Replacement SCBA units would cost $4,000 each, Knowlton says. The total cost to replace all 26 would be $104,000.
That would be a lot of money for the Hernando fire unit. It gets its funding from a yearly $66 assessment on each household in the coastal area west of U.S. 19.
Not having to make that expenditure will be a good thing for his department's budget for the next several years, Knowlton said.
The New Port Richey Fire Department is replacing the 24 SCBAs it is sending to Hernando Beach using money it secured from the Federal Emergency Management Agency's Assistance to Firefighters Grant Program in 2002 and 2003.

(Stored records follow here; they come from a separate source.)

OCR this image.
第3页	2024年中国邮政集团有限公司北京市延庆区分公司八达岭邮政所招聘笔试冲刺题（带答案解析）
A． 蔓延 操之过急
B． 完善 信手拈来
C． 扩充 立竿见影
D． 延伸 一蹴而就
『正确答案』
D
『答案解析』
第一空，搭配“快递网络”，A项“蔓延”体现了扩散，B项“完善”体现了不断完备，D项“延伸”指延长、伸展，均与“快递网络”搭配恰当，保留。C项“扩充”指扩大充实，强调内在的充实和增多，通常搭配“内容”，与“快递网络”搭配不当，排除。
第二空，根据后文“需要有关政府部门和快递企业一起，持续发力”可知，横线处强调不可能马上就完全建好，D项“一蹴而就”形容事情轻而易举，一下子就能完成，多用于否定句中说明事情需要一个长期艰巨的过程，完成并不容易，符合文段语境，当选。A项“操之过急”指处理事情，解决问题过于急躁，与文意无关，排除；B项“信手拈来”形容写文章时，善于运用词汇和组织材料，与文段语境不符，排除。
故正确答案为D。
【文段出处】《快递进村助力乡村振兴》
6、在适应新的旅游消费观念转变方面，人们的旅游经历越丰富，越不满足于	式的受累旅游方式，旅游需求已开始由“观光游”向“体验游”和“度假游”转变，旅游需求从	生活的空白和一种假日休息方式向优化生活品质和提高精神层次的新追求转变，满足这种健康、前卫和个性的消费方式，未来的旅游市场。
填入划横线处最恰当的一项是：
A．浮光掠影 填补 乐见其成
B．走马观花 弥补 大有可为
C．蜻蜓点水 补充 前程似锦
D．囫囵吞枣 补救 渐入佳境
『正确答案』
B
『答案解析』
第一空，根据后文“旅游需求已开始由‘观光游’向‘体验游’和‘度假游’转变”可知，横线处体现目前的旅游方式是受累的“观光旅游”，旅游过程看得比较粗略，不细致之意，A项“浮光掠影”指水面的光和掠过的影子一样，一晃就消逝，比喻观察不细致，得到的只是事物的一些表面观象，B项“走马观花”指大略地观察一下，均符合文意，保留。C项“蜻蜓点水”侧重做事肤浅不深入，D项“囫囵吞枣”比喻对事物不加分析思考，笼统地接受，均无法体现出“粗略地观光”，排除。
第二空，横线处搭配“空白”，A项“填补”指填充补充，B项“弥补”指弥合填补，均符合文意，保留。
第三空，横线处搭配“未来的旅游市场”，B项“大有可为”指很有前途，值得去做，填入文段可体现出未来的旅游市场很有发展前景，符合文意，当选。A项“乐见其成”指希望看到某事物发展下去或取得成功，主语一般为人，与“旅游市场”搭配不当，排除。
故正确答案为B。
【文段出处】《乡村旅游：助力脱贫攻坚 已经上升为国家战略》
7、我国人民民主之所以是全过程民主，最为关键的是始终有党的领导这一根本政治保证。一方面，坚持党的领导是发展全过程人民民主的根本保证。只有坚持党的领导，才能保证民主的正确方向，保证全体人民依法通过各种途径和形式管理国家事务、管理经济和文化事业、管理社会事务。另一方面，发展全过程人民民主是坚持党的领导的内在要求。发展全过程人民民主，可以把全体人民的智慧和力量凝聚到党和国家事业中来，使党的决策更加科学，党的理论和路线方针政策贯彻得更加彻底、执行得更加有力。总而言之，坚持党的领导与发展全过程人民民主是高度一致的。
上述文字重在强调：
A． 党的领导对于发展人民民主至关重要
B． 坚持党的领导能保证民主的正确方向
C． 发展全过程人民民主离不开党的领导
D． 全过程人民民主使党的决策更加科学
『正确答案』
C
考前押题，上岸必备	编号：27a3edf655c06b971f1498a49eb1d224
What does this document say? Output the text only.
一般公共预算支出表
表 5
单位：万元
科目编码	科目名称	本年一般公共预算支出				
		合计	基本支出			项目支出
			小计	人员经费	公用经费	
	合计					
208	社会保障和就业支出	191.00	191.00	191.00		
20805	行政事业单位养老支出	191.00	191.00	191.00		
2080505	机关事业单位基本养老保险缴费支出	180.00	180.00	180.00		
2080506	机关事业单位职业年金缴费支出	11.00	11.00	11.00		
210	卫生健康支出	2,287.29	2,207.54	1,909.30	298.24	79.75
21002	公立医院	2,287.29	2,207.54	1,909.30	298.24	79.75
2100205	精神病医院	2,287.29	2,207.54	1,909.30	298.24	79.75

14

"We still had very good equipment here and rather than see it go to a landfill... it's good to have it go to another fire department that can actually use the equipment," said New Port Richey Fire Chief Dan Azzariti.
The FEMA grant helps firefighters and other first responders obtain critically needed equipment, protective gear, emergency vehicles, training, and other resources needed to protect the public and emergency personnel from fire and related hazards, according to the FEMA Web site.
Fire departments routinely exchange equipment and other items they need, Azzariti explained.
"We try to help each other," Knowlton says of the team effort. "Whatever we can do for each other, that's how we work."